The crisis over Russia’s invasion of Ukraine dominated this week’s EU-US Summit in Brussels, followed by the topics that had been intended as top priorities for the meeting: negotiations for a broad transatlantic trade partnership and Europe’s anger at how pervasively it has been spied upon by the US National Security Agency. Missing from the agenda was a separate problem that needs high-level transatlantic attention, write the Atlantic Council’s Danya Greenfield and Amy Hawthorne. That is the worrisome situation in the Arab countries that have been struggling since 2011 to make the difficult traverse from authoritarian rule to democratic and (thus) more stable governance. While these countries – Egypt, Libya, Tunisia and Yemen – may not seem to present an immediate crisis, their failure would damage European and US interests.

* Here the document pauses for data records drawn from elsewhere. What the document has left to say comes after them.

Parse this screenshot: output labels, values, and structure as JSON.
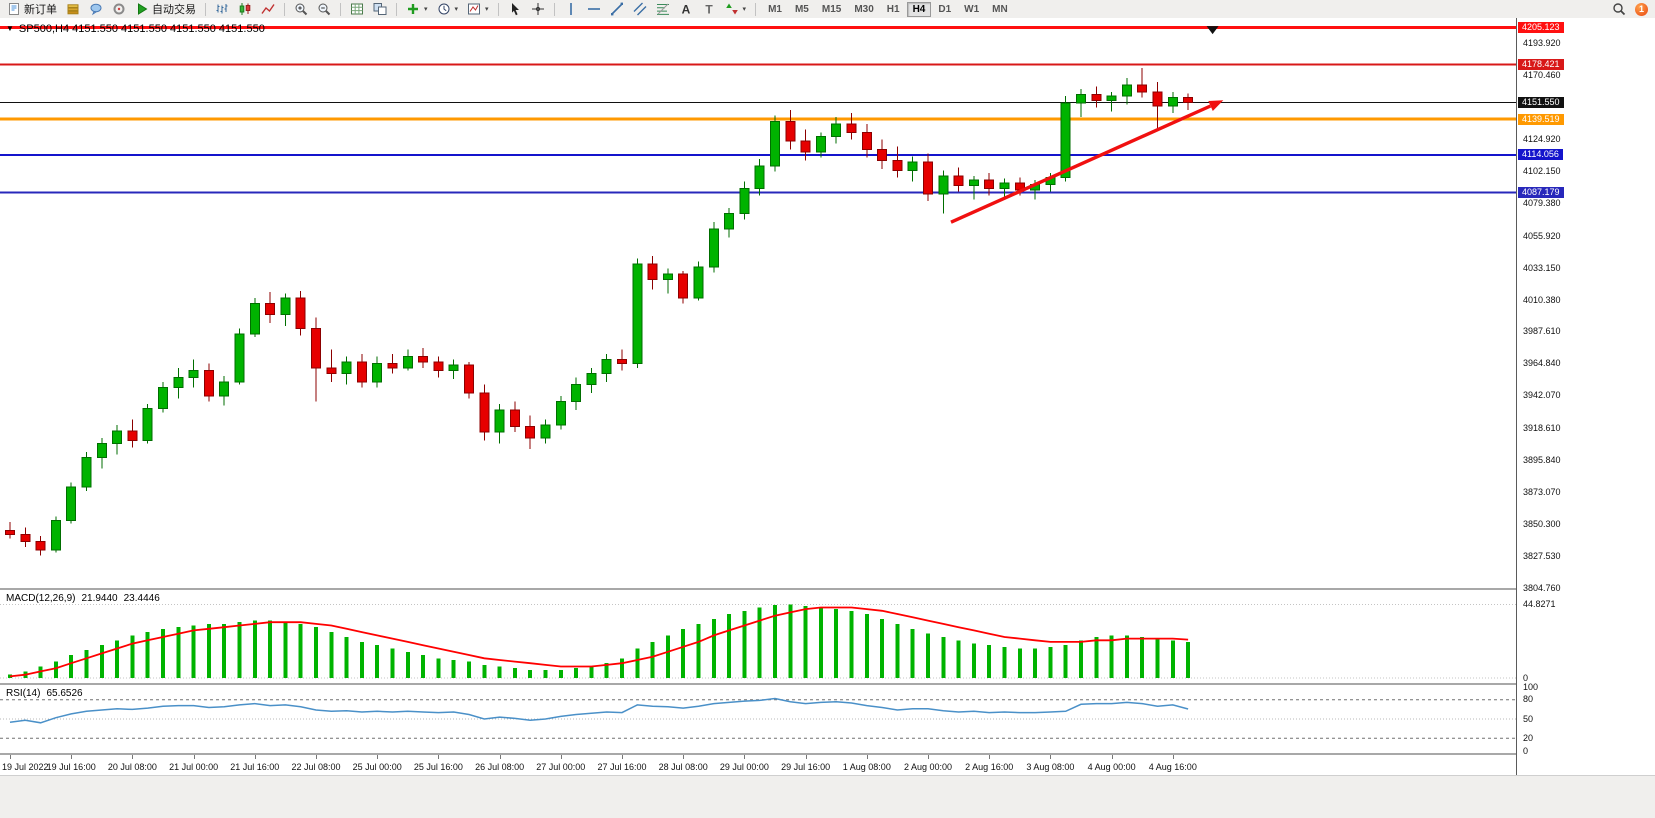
{
  "icons": {
    "collapse": "▼",
    "caret": "▾"
  },
  "toolbar": {
    "buttons": [
      {
        "name": "new-order-button",
        "icon": "doc",
        "label": "新订单"
      },
      {
        "name": "market-watch-button",
        "icon": "stack"
      },
      {
        "name": "data-window-button",
        "icon": "bubble"
      },
      {
        "name": "navigator-button",
        "icon": "ring"
      },
      {
        "name": "autotrading-button",
        "icon": "play",
        "label": "自动交易"
      },
      {
        "sep": true
      },
      {
        "name": "bar-chart-button",
        "icon": "bars"
      },
      {
        "name": "candlestick-chart-button",
        "icon": "candles"
      },
      {
        "name": "line-chart-button",
        "icon": "linechart"
      },
      {
        "sep": true
      },
      {
        "name": "zoom-in-button",
        "icon": "zoomin"
      },
      {
        "name": "zoom-out-button",
        "icon": "zoomout"
      },
      {
        "sep": true
      },
      {
        "name": "grid-button",
        "icon": "grid"
      },
      {
        "name": "tile-windows-button",
        "icon": "tile"
      },
      {
        "sep": true
      },
      {
        "name": "indicators-button",
        "icon": "plus",
        "caret": true
      },
      {
        "name": "periods-button",
        "icon": "clock",
        "caret": true
      },
      {
        "name": "templates-button",
        "icon": "template",
        "caret": true
      },
      {
        "sep": true
      },
      {
        "name": "cursor-button",
        "icon": "cursor"
      },
      {
        "name": "crosshair-button",
        "icon": "crosshair"
      },
      {
        "sep": true
      },
      {
        "name": "vertical-line-button",
        "icon": "vline"
      },
      {
        "name": "horizontal-line-button",
        "icon": "hline"
      },
      {
        "name": "trendline-button",
        "icon": "trendline"
      },
      {
        "name": "channel-button",
        "icon": "channel"
      },
      {
        "name": "fibonacci-button",
        "icon": "fibo"
      },
      {
        "name": "text-button",
        "icon": "textA"
      },
      {
        "name": "label-button",
        "icon": "textT"
      },
      {
        "name": "arrows-button",
        "icon": "arrows",
        "caret": true
      },
      {
        "sep": true
      }
    ],
    "timeframes": [
      "M1",
      "M5",
      "M15",
      "M30",
      "H1",
      "H4",
      "D1",
      "W1",
      "MN"
    ],
    "active_timeframe": "H4",
    "notification_count": "1"
  },
  "chart": {
    "title": "SP500,H4 4151.550 4151.550 4151.550 4151.550"
  },
  "macd": {
    "name": "MACD(12,26,9)",
    "value_main": "21.9440",
    "value_signal": "23.4446",
    "axis_ticks": [
      "44.8271",
      "0"
    ]
  },
  "rsi": {
    "name": "RSI(14)",
    "value": "65.6526",
    "axis_ticks": [
      "100",
      "80",
      "50",
      "20",
      "0"
    ]
  },
  "chart_data": {
    "type": "candlestick",
    "symbol": "SP500",
    "timeframe": "H4",
    "x_ticks": [
      "19 Jul 2022",
      "19 Jul 16:00",
      "20 Jul 08:00",
      "21 Jul 00:00",
      "21 Jul 16:00",
      "22 Jul 08:00",
      "25 Jul 00:00",
      "25 Jul 16:00",
      "26 Jul 08:00",
      "27 Jul 00:00",
      "27 Jul 16:00",
      "28 Jul 08:00",
      "29 Jul 00:00",
      "29 Jul 16:00",
      "1 Aug 08:00",
      "2 Aug 00:00",
      "2 Aug 16:00",
      "3 Aug 08:00",
      "4 Aug 00:00",
      "4 Aug 16:00"
    ],
    "y_ticks": [
      "4193.920",
      "4170.460",
      "4124.920",
      "4102.150",
      "4079.380",
      "4055.920",
      "4033.150",
      "4010.380",
      "3987.610",
      "3964.840",
      "3942.070",
      "3918.610",
      "3895.840",
      "3873.070",
      "3850.300",
      "3827.530",
      "3804.760"
    ],
    "ohlc": [
      [
        3846,
        3852,
        3840,
        3843
      ],
      [
        3843,
        3848,
        3834,
        3838
      ],
      [
        3838,
        3842,
        3828,
        3832
      ],
      [
        3832,
        3856,
        3830,
        3853
      ],
      [
        3853,
        3880,
        3851,
        3877
      ],
      [
        3877,
        3902,
        3874,
        3898
      ],
      [
        3898,
        3912,
        3890,
        3908
      ],
      [
        3908,
        3921,
        3900,
        3917
      ],
      [
        3917,
        3925,
        3905,
        3910
      ],
      [
        3910,
        3936,
        3908,
        3933
      ],
      [
        3933,
        3952,
        3930,
        3948
      ],
      [
        3948,
        3962,
        3940,
        3955
      ],
      [
        3955,
        3968,
        3948,
        3960
      ],
      [
        3960,
        3965,
        3938,
        3942
      ],
      [
        3942,
        3956,
        3935,
        3952
      ],
      [
        3952,
        3990,
        3950,
        3986
      ],
      [
        3986,
        4012,
        3984,
        4008
      ],
      [
        4008,
        4016,
        3994,
        4000
      ],
      [
        4000,
        4015,
        3992,
        4012
      ],
      [
        4012,
        4017,
        3985,
        3990
      ],
      [
        3990,
        3998,
        3938,
        3962
      ],
      [
        3962,
        3975,
        3952,
        3958
      ],
      [
        3958,
        3970,
        3950,
        3966
      ],
      [
        3966,
        3972,
        3948,
        3952
      ],
      [
        3952,
        3970,
        3948,
        3965
      ],
      [
        3965,
        3972,
        3958,
        3962
      ],
      [
        3962,
        3975,
        3960,
        3970
      ],
      [
        3970,
        3976,
        3962,
        3966
      ],
      [
        3966,
        3970,
        3955,
        3960
      ],
      [
        3960,
        3968,
        3954,
        3964
      ],
      [
        3964,
        3966,
        3940,
        3944
      ],
      [
        3944,
        3950,
        3910,
        3916
      ],
      [
        3916,
        3936,
        3908,
        3932
      ],
      [
        3932,
        3938,
        3916,
        3920
      ],
      [
        3920,
        3928,
        3904,
        3912
      ],
      [
        3912,
        3925,
        3908,
        3921
      ],
      [
        3921,
        3942,
        3918,
        3938
      ],
      [
        3938,
        3955,
        3932,
        3950
      ],
      [
        3950,
        3962,
        3944,
        3958
      ],
      [
        3958,
        3972,
        3952,
        3968
      ],
      [
        3968,
        3975,
        3960,
        3965
      ],
      [
        3965,
        4040,
        3962,
        4036
      ],
      [
        4036,
        4042,
        4018,
        4025
      ],
      [
        4025,
        4033,
        4015,
        4029
      ],
      [
        4029,
        4031,
        4008,
        4012
      ],
      [
        4012,
        4038,
        4010,
        4034
      ],
      [
        4034,
        4066,
        4030,
        4061
      ],
      [
        4061,
        4076,
        4055,
        4072
      ],
      [
        4072,
        4095,
        4068,
        4090
      ],
      [
        4090,
        4111,
        4085,
        4106
      ],
      [
        4106,
        4142,
        4102,
        4138
      ],
      [
        4138,
        4146,
        4118,
        4124
      ],
      [
        4124,
        4132,
        4110,
        4116
      ],
      [
        4116,
        4130,
        4112,
        4127
      ],
      [
        4127,
        4141,
        4122,
        4136
      ],
      [
        4136,
        4144,
        4125,
        4130
      ],
      [
        4130,
        4136,
        4112,
        4118
      ],
      [
        4118,
        4125,
        4104,
        4110
      ],
      [
        4110,
        4120,
        4098,
        4103
      ],
      [
        4103,
        4113,
        4095,
        4109
      ],
      [
        4109,
        4115,
        4081,
        4086
      ],
      [
        4086,
        4103,
        4072,
        4099
      ],
      [
        4099,
        4105,
        4088,
        4092
      ],
      [
        4092,
        4099,
        4082,
        4096
      ],
      [
        4096,
        4101,
        4085,
        4090
      ],
      [
        4090,
        4097,
        4084,
        4094
      ],
      [
        4094,
        4098,
        4085,
        4089
      ],
      [
        4089,
        4096,
        4082,
        4093
      ],
      [
        4093,
        4101,
        4088,
        4098
      ],
      [
        4098,
        4156,
        4095,
        4151
      ],
      [
        4151,
        4161,
        4141,
        4157
      ],
      [
        4157,
        4163,
        4148,
        4153
      ],
      [
        4153,
        4159,
        4145,
        4156
      ],
      [
        4156,
        4169,
        4150,
        4164
      ],
      [
        4164,
        4176,
        4155,
        4159
      ],
      [
        4159,
        4166,
        4133,
        4149
      ],
      [
        4149,
        4159,
        4144,
        4155
      ],
      [
        4155,
        4158,
        4146,
        4151.55
      ]
    ],
    "levels": [
      {
        "price": 4205.123,
        "label": "4205.123",
        "color": "#ff1010",
        "width": 3
      },
      {
        "price": 4178.421,
        "label": "4178.421",
        "color": "#d81818",
        "width": 2
      },
      {
        "price": 4139.519,
        "label": "4139.519",
        "color": "#ff9900",
        "width": 3
      },
      {
        "price": 4114.056,
        "label": "4114.056",
        "color": "#1414cc",
        "width": 2
      },
      {
        "price": 4087.179,
        "label": "4087.179",
        "color": "#2828bb",
        "width": 2
      }
    ],
    "current_price": {
      "price": 4151.55,
      "label": "4151.550",
      "color": "#111111"
    },
    "macd_histogram": [
      2,
      4,
      7,
      10,
      14,
      17,
      20,
      23,
      26,
      28,
      30,
      31,
      32,
      33,
      33,
      34,
      35,
      35,
      34,
      33,
      31,
      28,
      25,
      22,
      20,
      18,
      16,
      14,
      12,
      11,
      10,
      8,
      7,
      6,
      5,
      5,
      5,
      6,
      7,
      9,
      12,
      18,
      22,
      26,
      30,
      33,
      36,
      39,
      41,
      43,
      44.5,
      44.8,
      44,
      43,
      42,
      41,
      39,
      36,
      33,
      30,
      27,
      25,
      23,
      21,
      20,
      19,
      18,
      18,
      19,
      20,
      23,
      25,
      26,
      26,
      25,
      24,
      23,
      21.94
    ],
    "macd_signal": [
      1,
      2,
      4,
      6,
      9,
      12,
      15,
      18,
      21,
      23,
      25,
      27,
      29,
      30,
      31,
      32,
      33,
      34,
      34,
      34,
      33,
      32,
      30,
      28,
      26,
      24,
      22,
      20,
      18,
      16,
      14,
      12,
      11,
      10,
      9,
      8,
      7,
      7,
      7,
      8,
      9,
      11,
      13,
      16,
      19,
      22,
      26,
      29,
      32,
      35,
      38,
      40,
      42,
      43,
      43,
      43,
      42,
      41,
      39,
      37,
      35,
      33,
      31,
      29,
      27,
      25,
      24,
      23,
      22,
      22,
      22,
      23,
      23,
      24,
      24,
      24,
      24,
      23.44
    ],
    "macd_range": [
      0,
      50
    ],
    "rsi_series": [
      45,
      48,
      44,
      52,
      58,
      62,
      64,
      66,
      65,
      67,
      70,
      71,
      71,
      68,
      69,
      72,
      74,
      71,
      72,
      69,
      64,
      62,
      63,
      61,
      62,
      61,
      62,
      61,
      60,
      61,
      57,
      50,
      53,
      51,
      48,
      50,
      54,
      57,
      59,
      61,
      60,
      72,
      70,
      69,
      67,
      70,
      74,
      76,
      78,
      79,
      82,
      77,
      74,
      76,
      77,
      75,
      71,
      68,
      64,
      66,
      66,
      63,
      61,
      62,
      60,
      61,
      60,
      60,
      61,
      62,
      73,
      74,
      74,
      76,
      74,
      70,
      72,
      65.65
    ],
    "rsi_levels_dashed": [
      80,
      20
    ],
    "rsi_level_dotted": 50,
    "trend_arrow": {
      "from_candle": 61.5,
      "from_price": 4066,
      "to_candle": 79.3,
      "to_price": 4153,
      "color": "#f01010"
    },
    "marker": {
      "candle": 78.6,
      "price": 4206
    },
    "colors": {
      "bull": "#00b300",
      "bull_border": "#006e00",
      "bear": "#e60000",
      "bear_border": "#8c0000",
      "macd_hist": "#00b300",
      "macd_signal": "#ff0000",
      "rsi_line": "#4a90c8"
    }
  }
}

The instabilities of these Arab lands – including illegal migration, the trafficking of people, weapons, or extremist political violence – are immediate dangers to Europe. Across the Atlantic, the United States may feel it has greater safety from further civil explosions in a Libya or an Egypt. But the networks and targets of jihadism remain transnational, and critical US interests in the Middle East, if absent from today’s headlines, are no less real.
It is a difficult moment for the United States and Europe to rededicate themselves to supporting the democratic transitions of Arab states, Greenfield and Hawthorne write. A week of conversations with European officials in Brussels, Rome, Paris and London, made it “abundantly clear to us that European policymakers are just as distressed and feel just as resigned to the troubled fate of the countries as their US counterparts.” European and US observers agree that Tunisia is moving on the right track, but its gains are still tenuous. Libya is a security nightmare, lacking institutions, interlocutors, and indigenous plans even to halt its deterioration. Egypt is in a dangerous authoritarian retrenchment. In Yemen, persistent violence threatens even the modest gains from its recent National Dialogue.
“In the immediate wake of the Arab uprisings, the United States and Europe expressed a newfound acknowledgement that security and democratic development are indeed inextricably linked, yet the difficulty of democratization in the region in the past three years has led many to question this conclusion now,” Greenfield and Hawthorne write. “This would be a mistake. We should not need to learn the lesson twice in fewer than five years that governments that fail to respond to the needs of their citizens or develop inclusive institutions become breeding grounds for instability and discontent that spills over borders.”